Sergio Camargo é o nosso Brancusi. Em outras palavras, ele representa para a escultura contemporânea brasileira o que o romeno significou para a arte europeia, um mestre no uso da luz - o que pode parecer um tanto estranho em se tratando de um escultor, não de um pintor. Brancusi, preocupado com a transformação do volume pela incidência da luz, pediu ao amigo Man Ray que o ensinasse a fotografar suas esculturas tal qual foram concebidas, sem as distorções provocadas por reflexos luminosos. Na retrospectiva em homenagem aos 20 anos de morte e 80 de nascimento do artista brasileiro, o visitante terá a oportunidade de atestar como Camargo não só aprendeu as lições luminosas do amigo e mestre Brancusi (autor da peça ao lado) como avançou na rota traçada pelo romeno.

Análise: Antonio Gonçalves Filho, O Estado de S.Paulo

13 de agosto de 2010 | 00h00

É só comparar as esculturas brancas de mármore de Carrara com as negras da Bélgica: elas se complementam como a vida e a morte. As peças em negro-belga encerraram, de fato, um ciclo na história de Camargo: ao trocar o branco e opaco mármore de Carrara - que reflete uma luz difusa, dando à peça um aspecto imaterial - pelo polido fosco da pedra negra, ele escolheu um caminho de recolhimento. O preto, afinal, não tem vocação expansiva. Ele recolhe a luz. Foi o último material - resistente, duro, grave - usado por ele, que morreu de parada cardíaca um pouco antes do Natal, em 1990.
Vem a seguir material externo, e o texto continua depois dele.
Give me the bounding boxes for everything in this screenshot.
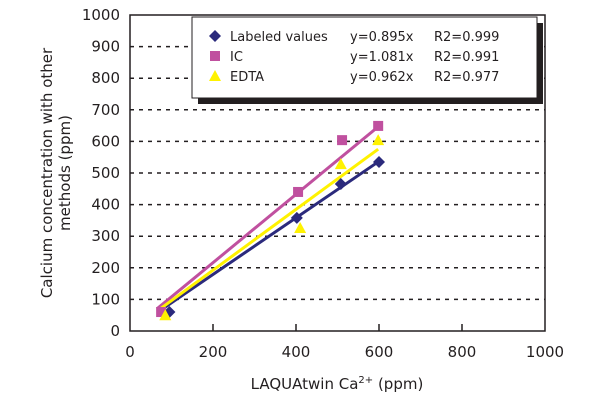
legend-marker-ic [210,51,220,61]
legend-equation-edta: y=0.962x [350,70,414,85]
point-ic [337,135,348,146]
x-axis-ticks: 0 200 400 600 800 1000 [125,324,564,361]
y-tick-label: 600 [91,132,120,150]
y-tick-label: 1000 [82,6,120,24]
legend-label-edta: EDTA [230,70,264,85]
y-tick-label: 500 [91,164,120,182]
legend-marker-labeled-values [209,30,221,42]
legend-r2-edta: R2=0.977 [434,70,499,85]
trendlines [156,125,380,310]
legend: Labeled values y=0.895x R2=0.999 IC y=1.081x… [191,16,543,104]
plot-frame [129,14,546,332]
y-tick-label: 0 [110,322,120,340]
legend-label-ic: IC [230,50,243,65]
y-tick-label: 300 [91,227,120,245]
point-labeled-values [290,211,303,224]
y-axis-label-line2: methods (ppm) [56,115,74,231]
y-tick-label: 200 [91,259,120,277]
legend-marker-edta [209,70,221,81]
x-axis-label: LAQUAtwin Ca2+ (ppm) [251,375,424,393]
point-labeled-values [334,178,347,191]
legend-equation-ic: y=1.081x [350,50,414,65]
x-tick-label: 400 [282,343,311,361]
y-tick-label: 900 [91,38,120,56]
x-tick-label: 0 [125,343,135,361]
legend-label-labeled-values: Labeled values [230,30,328,45]
legend-r2-labeled-values: R2=0.999 [434,30,499,45]
point-ic [293,186,304,197]
legend-box [191,16,538,99]
legend-r2-ic: R2=0.991 [434,50,499,65]
x-tick-label: 800 [448,343,477,361]
point-edta [159,309,172,321]
point-edta [372,134,385,146]
y-axis-ticks: 0 100 200 300 400 500 600 700 800 900 1000 [82,6,120,340]
point-ic [156,307,167,318]
x-tick-label: 600 [365,343,394,361]
trendline-edta [160,148,380,310]
legend-equation-labeled-values: y=0.895x [350,30,414,45]
trendline-ic [156,125,380,310]
y-tick-label: 700 [91,101,120,119]
point-ic [373,120,384,131]
point-edta [334,158,347,170]
x-tick-label: 200 [199,343,228,361]
data-points [156,120,385,321]
trendline-labeled-values [164,160,380,309]
y-axis-label-line1: Calcium concentration with other [38,47,56,298]
point-labeled-values [373,155,385,168]
point-edta [294,221,307,233]
y-tick-label: 800 [91,69,120,87]
y-tick-label: 100 [91,290,120,308]
y-tick-label: 400 [91,196,120,214]
x-tick-label: 1000 [526,343,564,361]
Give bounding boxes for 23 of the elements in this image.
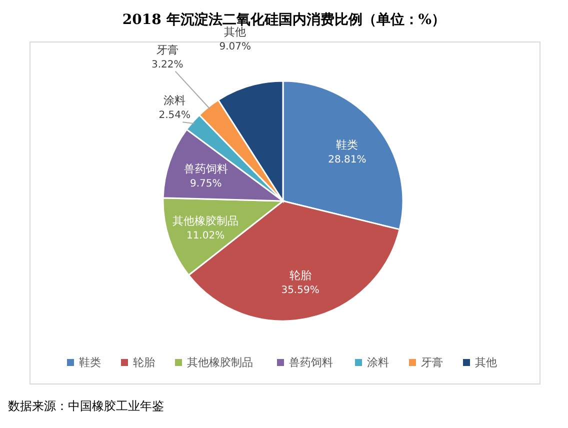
slice-label: 兽药饲料	[184, 162, 228, 176]
data-label: 35.59%	[281, 284, 320, 296]
legend-label: 其他橡胶制品	[187, 356, 253, 369]
legend-label: 鞋类	[79, 356, 101, 369]
slice-label: 鞋类	[336, 138, 358, 152]
legend-label: 轮胎	[133, 356, 155, 369]
legend-label: 其他	[475, 356, 497, 369]
legend-label: 牙膏	[421, 356, 443, 369]
slice-label: 牙膏	[156, 43, 178, 56]
data-label: 11.02%	[186, 230, 225, 242]
source-note: 数据来源：中国橡胶工业年鉴	[8, 399, 164, 413]
legend-label: 涂料	[367, 356, 389, 369]
slice-label: 其他	[224, 25, 246, 38]
data-label: 9.75%	[190, 178, 222, 190]
data-label: 28.81%	[328, 154, 366, 166]
slice-label: 轮胎	[289, 268, 312, 282]
data-label: 3.22%	[151, 59, 184, 70]
data-label: 9.07%	[219, 41, 251, 52]
slice-label: 涂料	[164, 94, 186, 108]
legend-label: 兽药饲料	[289, 356, 333, 369]
slice-label: 其他橡胶制品	[172, 214, 239, 228]
chart-title: 2018 年沉淀法二氧化硅国内消费比例（单位：%）	[122, 11, 446, 28]
data-label: 2.54%	[158, 110, 191, 122]
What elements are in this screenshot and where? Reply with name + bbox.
Camargo foi um escultor dos limites - da luz, da concentração de elementos, do cruzamento da fronteira entre o interior e exterior das peças. Há na mostra esculturas em que o mármore negro chega a ser cortado em ângulos de 15 graus, limite máximo suportado por ele. É a lâmina final. A partir disso, não havia mais saída no labirinto em que ele entrou, ao aceitar, em 1974, a encomenda de um amigo para que fizesse um jogo de xadrez em negro-belga. Fascinado com o material, ele o usou nas esculturas derradeiras, encontrando um meio de driblar a morte, representada pela horizontalidade dessas peças problemáticas: construiu pequenas pirâmides.
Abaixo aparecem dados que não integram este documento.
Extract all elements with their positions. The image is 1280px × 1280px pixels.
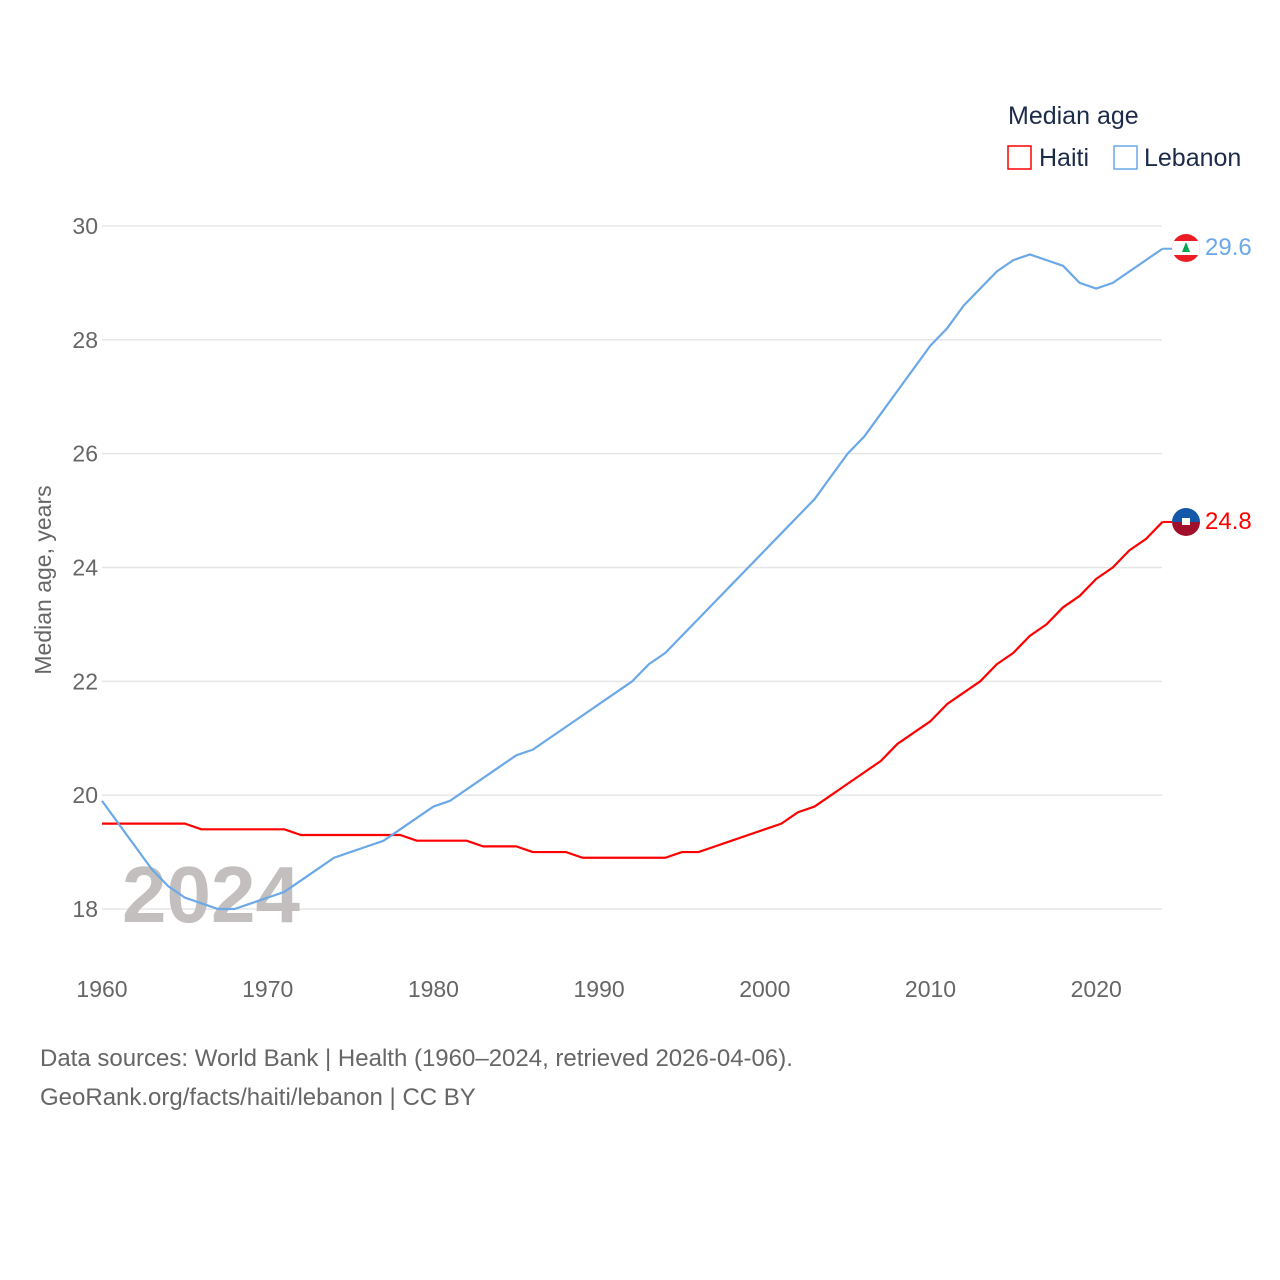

Mais uma vez, impossível não pensar na coluna infinita de Brancusi (de 1937), uma elegia ascensional ao moderno - relida numa homenagem póstuma ao romeno pelo próprio Camargo. As peças em negro-belga constituem a antítese dessa crença, como já observou o crítico Ronaldo Brito, referindo-se à observação de outro colega, o italiano Giulio Carlo Argan, sobre a crise do moderno - ou o descrédito na ideia do progresso. Contrariando a horizontalidade das peças - algumas com pequenas deformações ou ângulos insólitos, recuperando as anamorfoses da pintura medieval -, Camargo verticalizou sua escultura em ângulo secos, estoicos, como se fossem os rasgos numa tela do argentino Lucio Fontana, outros de seus mestres - ele teve aulas com o pintor argentino nos anos 1940.
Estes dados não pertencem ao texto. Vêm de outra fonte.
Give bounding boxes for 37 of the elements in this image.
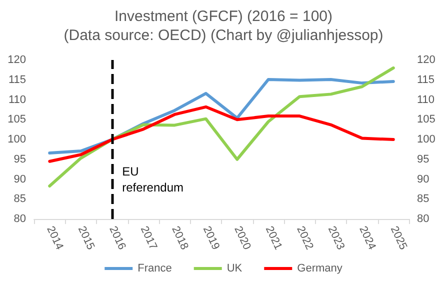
y-tick-label: 105 bbox=[8, 114, 26, 126]
legend-label: France bbox=[138, 262, 172, 274]
x-tick-label: 2015 bbox=[75, 224, 97, 252]
y2-tick-label: 85 bbox=[417, 193, 430, 206]
y2-tick-label: 95 bbox=[417, 153, 430, 166]
y-tick-label: 80 bbox=[14, 213, 26, 225]
ref-line-label: EU referendum bbox=[122, 164, 184, 194]
x-tick-label: 2016 bbox=[106, 224, 128, 252]
x-tick-label: 2022 bbox=[294, 224, 316, 252]
x-tick-label: 2017 bbox=[138, 224, 160, 252]
chart-title: Investment (GFCF) (2016 = 100) bbox=[114, 8, 333, 25]
x-tick-label: 2021 bbox=[262, 224, 284, 252]
y2-tick-label: 90 bbox=[417, 173, 430, 186]
legend-label: Germany bbox=[297, 262, 343, 274]
y2-tick-label: 120 bbox=[417, 54, 436, 66]
x-tick-label: 2024 bbox=[356, 224, 378, 252]
x-tick-label: 2018 bbox=[169, 224, 190, 252]
y-tick-label: 100 bbox=[8, 134, 26, 146]
y2-tick-label: 115 bbox=[417, 74, 435, 86]
y-tick-label: 115 bbox=[8, 74, 26, 86]
x-tick-label: 2020 bbox=[232, 224, 253, 252]
chart-subtitle: (Data source: OECD) (Chart by @julianhjessop) bbox=[64, 27, 384, 44]
x-tick-label: 2019 bbox=[200, 224, 222, 252]
y-tick-label: 95 bbox=[14, 153, 26, 166]
y-tick-label: 110 bbox=[8, 94, 26, 106]
x-tick-label: 2025 bbox=[388, 224, 410, 252]
x-tick-label: 2014 bbox=[44, 224, 66, 252]
y2-tick-label: 105 bbox=[417, 114, 436, 126]
y-tick-label: 85 bbox=[14, 193, 26, 206]
y2-tick-label: 110 bbox=[417, 94, 435, 106]
legend-label: UK bbox=[226, 262, 243, 274]
x-tick-label: 2023 bbox=[325, 224, 347, 252]
y-tick-label: 90 bbox=[14, 173, 26, 186]
line-series bbox=[48, 105, 395, 163]
y2-tick-label: 80 bbox=[417, 213, 430, 225]
y2-tick-label: 100 bbox=[417, 134, 436, 146]
y-tick-label: 120 bbox=[8, 54, 26, 66]
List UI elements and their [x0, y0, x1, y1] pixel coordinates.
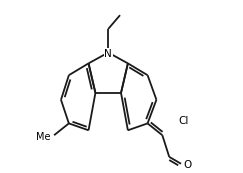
Text: Cl: Cl: [178, 116, 189, 126]
Text: Me: Me: [36, 132, 50, 142]
Text: O: O: [183, 160, 191, 170]
Text: N: N: [104, 49, 112, 58]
Além de Fontana, outras influências ajudaram Camargo a construir o mais rigoroso exercício de escultura moderna no Brasil ao lado de Amilcar de Castro. Entre os nomes que devem ser lembrados, o belga Vantongerloo, o francês Henri Laurens e o franco-alemão Hans Arp certamente entrariam na lista. Hoje, seu prestígio internacional é igual ao de seus mestres, estando presente nas coleções de grandes museus europeus (Tate de Londres, Centre National d"Art Contemporain de Paris) e americanos (Sculptural Garden de Washington). Sorte deles.